Notre anarchisme
Ana
État des choses
Étymologiquement, l’anarchie signifie l’état d’un milieu social sans gouvernement. Bon nombre de politiciens, de bourgeois et de philosophes lui ont collé au fil des époques le synonyme de désordre, au point où des anarchistes ont même soutenu la pertinence politique d’abandonner l’étiquette d’anarchistes pour se nommer libertaires. Or, si l’ordre que ces politiciens, ces bourgeois et ces philosophes entendent opposer au désordre anarchique est la famine, l’exploitation, la domination, la guerre, le colonialisme, le massacre de l’environnement, les peines à perpétuité, la dépression, le suicide, la suprématie blanche, la bureaucratie, les pots-de-vin ou toute autre bassesse dégueulasse légalisée par l’État, mettre un peu de désordre là-dedans ne nous effraie aucunement. En fait, défaire l’ordre actuel des choses est la tâche à laquelle s’accrochent l’ensemble des anarchistes conséquent·e·s. Peu importe comment nous décidons de nous nommer, ce qui fait trembler les exploiteurs, ce n’est pas notre nom, mais nos actes et nos idées.
S’attaquer à l’ordre existant ne veut cependant pas dire qu’on puisse faire tout ce qu’on veut n’importe comment. Si on ne veut plus d’État pour ramasser nos poubelles ou surveiller nos quartiers, c’est que nous jugeons que nous sommes capables nous-mêmes de nous ramasser ou de régler les conflits dans lesquels nous sommes impliqué·e·s. Cela relève d’une grande responsabilité. Mais au delà des réflexions sur la distribution des tâches dans un monde sans État, nous croyons que mettre à bas l’État et le capitalisme nécessite une grande discipline et une coordination réfléchie. L’État est un appareil politique extrêmement bien organisé qui est doté de ressources quasiment infinies ; penser qu’on peut le renverser à coup de chansons punk ou de graff’ révèle de la folie—bien que cela ne nuise certainement pas.

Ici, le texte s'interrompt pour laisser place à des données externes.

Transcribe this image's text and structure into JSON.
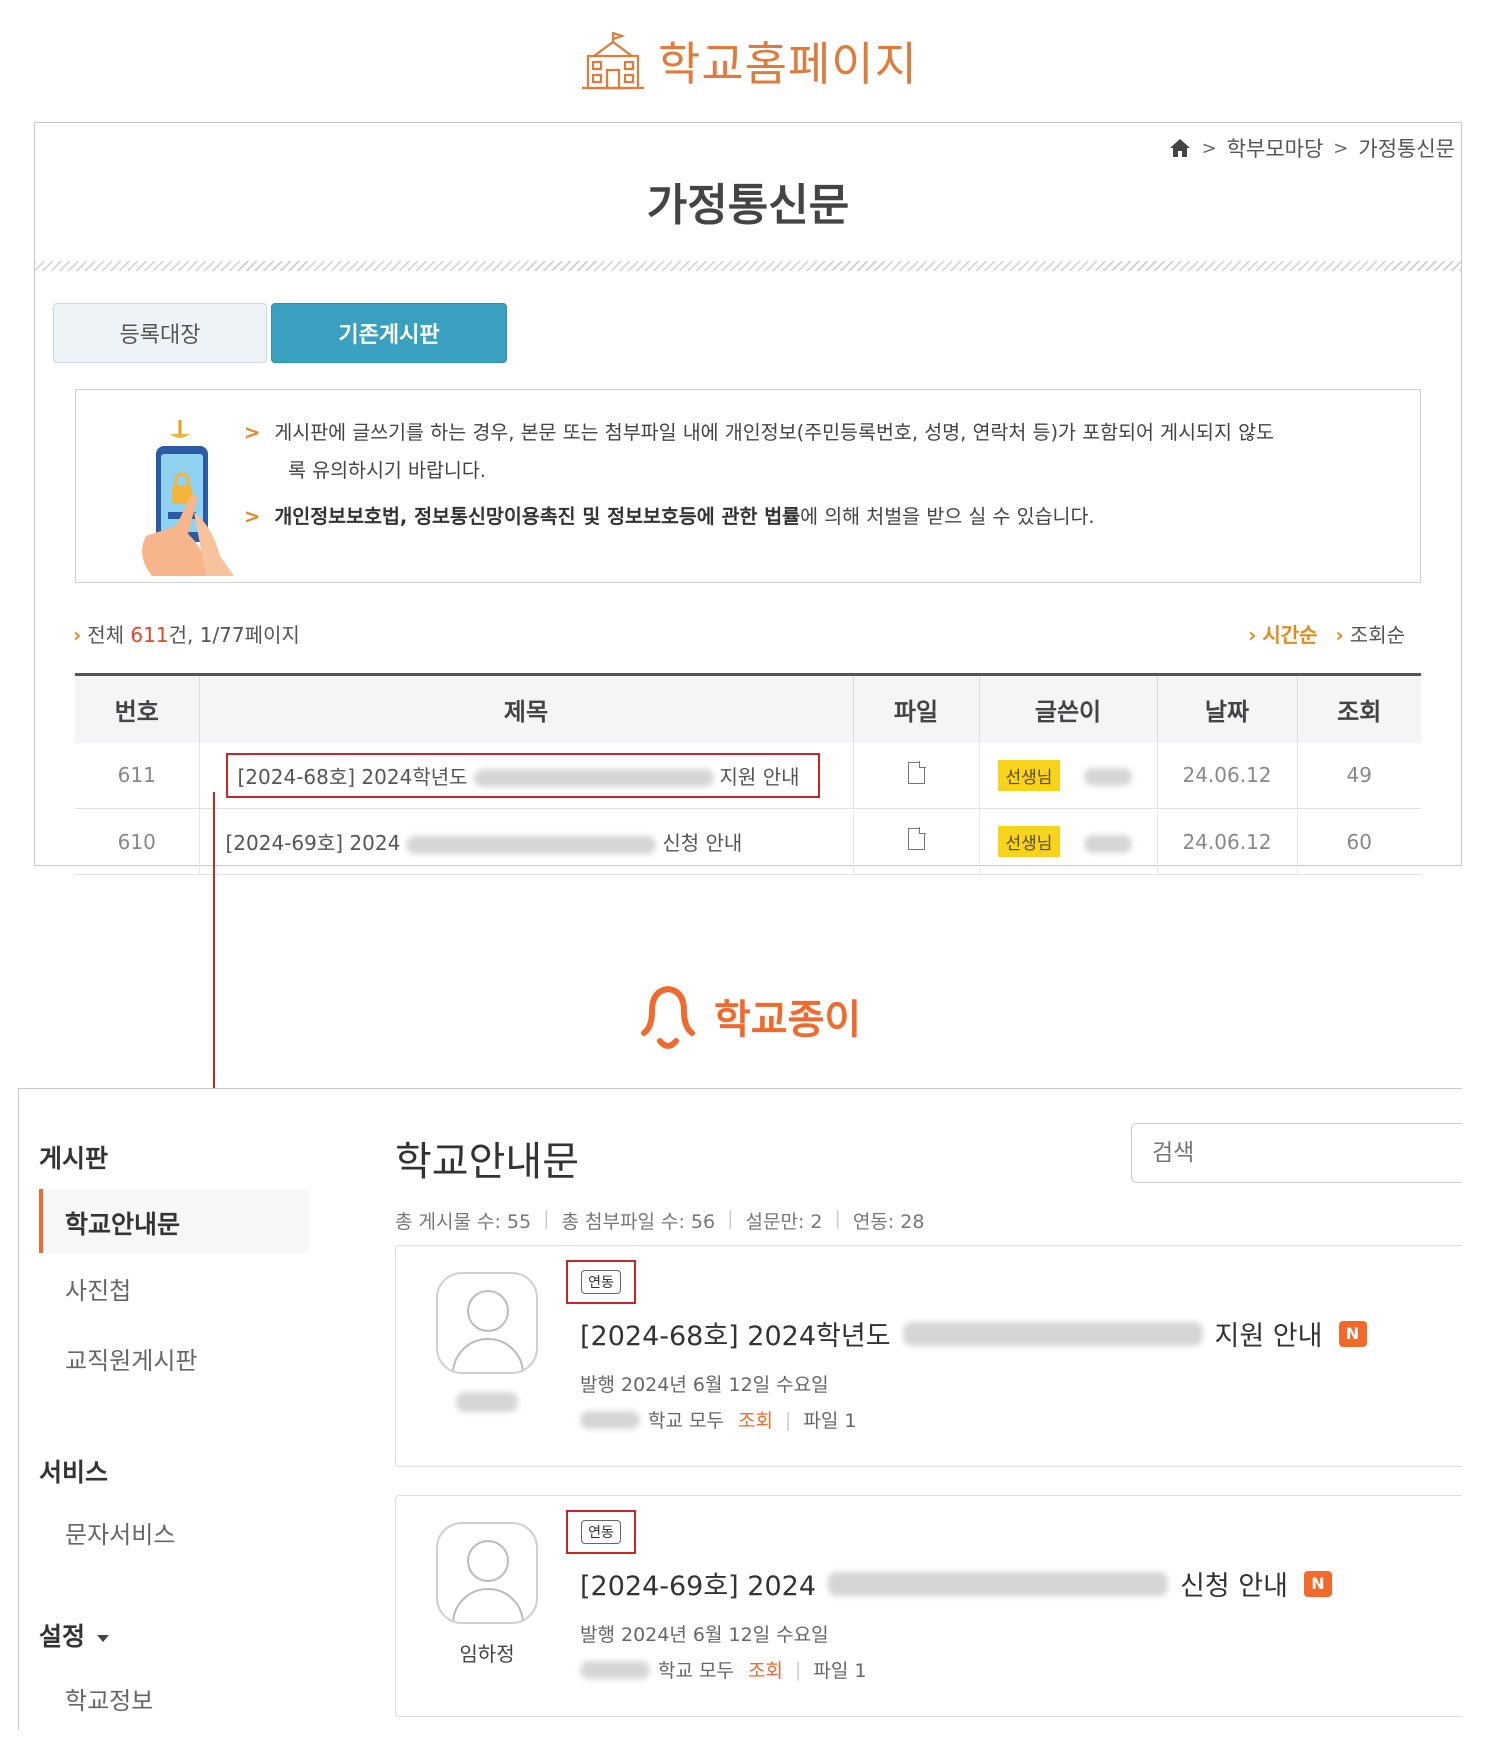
{
  "top_logo": {
    "brand": "학교홈페이지",
    "icon": "school-building-icon",
    "color": "#e07b3c"
  },
  "panel1": {
    "breadcrumb": {
      "home_icon": "home-icon",
      "items": [
        "학부모마당",
        "가정통신문"
      ]
    },
    "title": "가정통신문",
    "tabs": [
      {
        "label": "등록대장",
        "active": false
      },
      {
        "label": "기존게시판",
        "active": true
      }
    ],
    "notice": {
      "line1": "게시판에 글쓰기를 하는 경우, 본문 또는 첨부파일 내에 개인정보(주민등록번호, 성명, 연락처 등)가 포함되어 게시되지 않도",
      "line1b": "록 유의하시기 바랍니다.",
      "line2_bold": "개인정보보호법, 정보통신망이용촉진 및 정보보호등에 관한 법률",
      "line2_rest": "에 의해 처벌을 받으 실 수 있습니다."
    },
    "count": {
      "prefix": "전체 ",
      "total": "611",
      "suffix": "건, 1/77페이지"
    },
    "sort": {
      "active": "시간순",
      "other": "조회순"
    },
    "columns": [
      "번호",
      "제목",
      "파일",
      "글쓴이",
      "날짜",
      "조회"
    ],
    "rows": [
      {
        "no": "611",
        "title_start": "[2024-68호] 2024학년도",
        "title_end": "지원 안내",
        "badge": "선생님",
        "date": "24.06.12",
        "views": "49"
      },
      {
        "no": "610",
        "title_start": "[2024-69호] 2024",
        "title_end": "신청 안내",
        "badge": "선생님",
        "date": "24.06.12",
        "views": "60"
      }
    ]
  },
  "bottom_logo": {
    "brand": "학교종이",
    "color": "#ef6a2c"
  },
  "panel2": {
    "sidebar": {
      "board_heading": "게시판",
      "board_items": [
        "학교안내문",
        "사진첩",
        "교직원게시판"
      ],
      "service_heading": "서비스",
      "service_items": [
        "문자서비스"
      ],
      "settings_heading": "설정",
      "settings_items": [
        "학교정보"
      ]
    },
    "title": "학교안내문",
    "search_placeholder": "검색",
    "stats": [
      "총 게시물 수: 55",
      "총 첨부파일 수: 56",
      "설문만: 2",
      "연동: 28"
    ],
    "cards": [
      {
        "tag": "연동",
        "title_start": "[2024-68호] 2024학년도",
        "title_end": "지원 안내",
        "new": "N",
        "date": "발행 2024년 6월 12일 수요일",
        "target": "학교 모두",
        "views_label": "조회",
        "files": "파일 1",
        "author": ""
      },
      {
        "tag": "연동",
        "title_start": "[2024-69호] 2024",
        "title_end": "신청 안내",
        "new": "N",
        "date": "발행 2024년 6월 12일 수요일",
        "target": "학교 모두",
        "views_label": "조회",
        "files": "파일 1",
        "author": "임하정"
      }
    ]
  }
}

L’anarchie se définit par l’absence de gouvernement, mais les anarchistes, qui luttent pour cet état social, ne s’y limitent pas : les anarchistes sont aussi antiautoritaires. Les anarchistes ont horreur de l’autorité lorsqu’elle s’impose sur les masses et les individus. Cependant il ne s’agit nullement de s’opposer à toute forme d’autorité. Par exemple, moi qui ne suis pas cordonnier m’en remet volontiers à l’autorité de cette dernière en la matière lorsque vient le temps de réparer ma semelle ou trouver de nouveaux moyens pour solidifier les coutures de mes chaussures. Moi qui ne suis pas ingénieur m’en remet volontiers à l’autorité de l’ingénieure lorsque vient le temps de construire un pont. Par contre, si l’on m’impose une quelconque autorité, si l’on me prive de mon autonomie au nom d’une loi, d’un quelconque principe divin ou d’une moralité, alors je la repousse farouchement.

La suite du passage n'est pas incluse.